2. Description of the Prior Art
A recurring problem confronting lasers used for precise spectral measurements is the need for a narrow linewidth laser. A known approach to this problem is the use of a self-injection locking lasers in which a laser is operated in a high loss condition during the initial portion of the pulse evolution time interval. By operating in a high loss condition, the resulting laser output pulse will have made many round trips through a laser resonator. On each round trip, line narrowing elements operate on the radiation in the laser pulse to successively narrow its spectral linewidth. Thus, by increasing the loss, and thus the number of round trips, the linewidth of the laser becomes narrower.
Once a small laser pulse has evolved in a high loss resonator, the loss is switched in a single step or level action to a low loss state. In the low loss state, the majority of the energy is extracted in an efficient manner while retaining the narrow spectral linewidth of the initial pulse. Typically, a Q-switch, either an electro-optic or an acoustic-optic model, is used to effect switching to a low loss condition.
While this method of single level switching is operable, the time at which the laser is switched directly from a high loss condition to a low loss condition is a critical limitation. If the single level of switching occurs too early, insufficient round trips will have been completed leaving a wider than desired linewidth. Thus the output pulse evolution time interval is too short.
In the known method, this effect is counteracted through the use of an optical sensor to detect the level of the output laser radiation from an output element such as an output mirror. When the output laser radiation builds to a sufficient level, such an optical sensor detects this level and switches the laser to a low loss condition in a single level switching action. Although this is an improvement, it does not directly regulate the number of round trips required to achieve the desired spectral linewidth.
Thus, if the pumping level is too high, a laser output pulse will evolve in the resonator quickly, thus counteracting the effect of the line narrowing elements. If the pumping level is too low, the laser may never come to threshold and lasing preventing altogether. In addition, this method introduces an indeterminacy or jitter into the time at which the laser output pulse occurs.
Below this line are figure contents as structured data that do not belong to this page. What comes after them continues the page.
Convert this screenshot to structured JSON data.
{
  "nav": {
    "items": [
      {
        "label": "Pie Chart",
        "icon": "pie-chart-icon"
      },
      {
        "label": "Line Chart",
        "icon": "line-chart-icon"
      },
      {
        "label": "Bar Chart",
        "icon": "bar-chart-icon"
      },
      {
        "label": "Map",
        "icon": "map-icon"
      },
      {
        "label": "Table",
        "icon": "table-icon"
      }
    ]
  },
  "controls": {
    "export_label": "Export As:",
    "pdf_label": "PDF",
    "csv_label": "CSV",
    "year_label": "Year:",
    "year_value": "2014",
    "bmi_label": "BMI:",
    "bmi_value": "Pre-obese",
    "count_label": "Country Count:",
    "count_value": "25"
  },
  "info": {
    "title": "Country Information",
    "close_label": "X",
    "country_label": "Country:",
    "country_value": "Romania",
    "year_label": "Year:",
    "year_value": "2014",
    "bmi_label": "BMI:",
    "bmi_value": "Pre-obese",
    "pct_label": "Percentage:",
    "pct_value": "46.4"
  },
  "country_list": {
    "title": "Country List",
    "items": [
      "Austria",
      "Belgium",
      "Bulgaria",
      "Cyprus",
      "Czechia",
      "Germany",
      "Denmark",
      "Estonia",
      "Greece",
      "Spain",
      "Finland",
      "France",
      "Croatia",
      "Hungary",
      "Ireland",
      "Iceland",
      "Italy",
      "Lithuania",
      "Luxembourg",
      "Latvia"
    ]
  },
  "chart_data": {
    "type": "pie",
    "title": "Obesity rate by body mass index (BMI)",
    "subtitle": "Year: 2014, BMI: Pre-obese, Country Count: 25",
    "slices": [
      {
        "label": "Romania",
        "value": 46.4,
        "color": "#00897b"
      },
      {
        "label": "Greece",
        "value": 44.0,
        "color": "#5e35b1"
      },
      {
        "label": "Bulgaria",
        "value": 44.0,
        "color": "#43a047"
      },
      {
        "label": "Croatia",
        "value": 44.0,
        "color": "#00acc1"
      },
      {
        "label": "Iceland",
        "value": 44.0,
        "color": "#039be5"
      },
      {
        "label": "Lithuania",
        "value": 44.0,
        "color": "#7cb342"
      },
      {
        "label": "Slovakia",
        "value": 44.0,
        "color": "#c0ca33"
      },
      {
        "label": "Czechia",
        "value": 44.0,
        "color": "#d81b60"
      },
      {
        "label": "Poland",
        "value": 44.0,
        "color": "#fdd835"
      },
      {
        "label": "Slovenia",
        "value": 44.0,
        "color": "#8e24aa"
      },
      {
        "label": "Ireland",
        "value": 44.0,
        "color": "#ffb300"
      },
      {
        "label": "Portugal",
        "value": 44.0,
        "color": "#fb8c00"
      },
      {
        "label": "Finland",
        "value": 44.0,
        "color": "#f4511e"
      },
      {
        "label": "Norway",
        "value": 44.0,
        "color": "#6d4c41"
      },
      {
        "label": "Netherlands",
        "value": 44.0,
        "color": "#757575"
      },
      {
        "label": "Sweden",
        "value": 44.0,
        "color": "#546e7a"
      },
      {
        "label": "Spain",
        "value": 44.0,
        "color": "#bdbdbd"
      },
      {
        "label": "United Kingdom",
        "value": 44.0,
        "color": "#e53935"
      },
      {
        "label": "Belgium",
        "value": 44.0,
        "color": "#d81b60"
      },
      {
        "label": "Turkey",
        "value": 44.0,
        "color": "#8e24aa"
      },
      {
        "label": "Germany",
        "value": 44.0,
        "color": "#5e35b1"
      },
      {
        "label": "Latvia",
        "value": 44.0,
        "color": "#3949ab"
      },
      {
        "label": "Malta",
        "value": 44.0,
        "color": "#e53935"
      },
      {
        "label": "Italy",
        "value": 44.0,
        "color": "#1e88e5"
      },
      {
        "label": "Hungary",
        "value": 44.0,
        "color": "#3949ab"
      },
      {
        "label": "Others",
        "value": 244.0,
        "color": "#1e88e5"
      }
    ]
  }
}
As the output pulse evolution time interval depends on the level of the pump, the time at which the pulse occurs may be set by the pumping level rather than an external clock. While external clocks are known to be highly accurate, the level of pumping is usually not accurately known or controllable. Thus, though any resulting jitter may not be much, probably on the order of a microsecond or so, it may cause problems if precise ranging is to be performed.